Multi-access edge computing (MEC) is a key technology in the fifth generation (5G) of mobile networks. MEC optimizes communication and computation resources by hosting the application process close to the user equipment (UE) in network edges. The key characteristics of MEC are its ultra-low latency response and real-time applications in emerging 5G networks. However, one of the main challenges in MEC-enabled 5G networks is that MEC servers are distributed within the ultra-dense network. Hence, it is an issue to manage user mobility within ultra-dense MEC coverage, which causes frequent handover.

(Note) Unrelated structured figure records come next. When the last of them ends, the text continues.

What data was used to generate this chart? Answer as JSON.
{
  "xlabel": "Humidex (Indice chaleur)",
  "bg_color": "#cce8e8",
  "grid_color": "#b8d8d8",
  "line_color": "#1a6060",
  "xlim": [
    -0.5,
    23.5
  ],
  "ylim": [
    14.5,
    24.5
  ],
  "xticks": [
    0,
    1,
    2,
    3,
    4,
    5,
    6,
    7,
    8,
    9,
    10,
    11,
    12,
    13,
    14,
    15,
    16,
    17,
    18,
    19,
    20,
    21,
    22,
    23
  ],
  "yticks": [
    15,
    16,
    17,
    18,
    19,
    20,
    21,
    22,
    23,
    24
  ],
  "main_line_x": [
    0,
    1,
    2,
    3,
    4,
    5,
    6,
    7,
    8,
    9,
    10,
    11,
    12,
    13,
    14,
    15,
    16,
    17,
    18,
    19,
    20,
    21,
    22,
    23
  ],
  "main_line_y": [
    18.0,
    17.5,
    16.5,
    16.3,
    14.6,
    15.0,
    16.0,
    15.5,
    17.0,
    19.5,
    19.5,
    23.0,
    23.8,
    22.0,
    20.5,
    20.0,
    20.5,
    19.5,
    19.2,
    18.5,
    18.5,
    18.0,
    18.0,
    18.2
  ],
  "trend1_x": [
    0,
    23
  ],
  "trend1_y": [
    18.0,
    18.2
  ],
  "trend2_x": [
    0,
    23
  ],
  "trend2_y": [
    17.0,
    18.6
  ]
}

In this study, our purposed algorithms include the handover cost while having optimum offloading decisions. The contribution of this research is to choose optimum parameters in optimization function while considering handover, delay, and energy costs. In this study, it assumed that the upcoming future tasks are unknown and online task offloading (TO) decisions are considered. Generally, two scenarios are considered. In the first one, called the online UE-BS algorithm, the users have both user-side and base station-side (BS) information. Because the BS information is available, it is possible to calculate the optimum BS for offloading and there would be no handover. However, in the second one, called the BS-learning algorithm, the users only have user-side information. This means the users need to learn time and energy costs throughout the observation and select optimum BS based on it. In the results section, we compare our proposed algorithm with recently published literature. Additionally, to evaluate the performance it is compared with the optimum offline solution and two baseline scenarios. The simulation results indicate that the proposed methods outperform the overall system performance.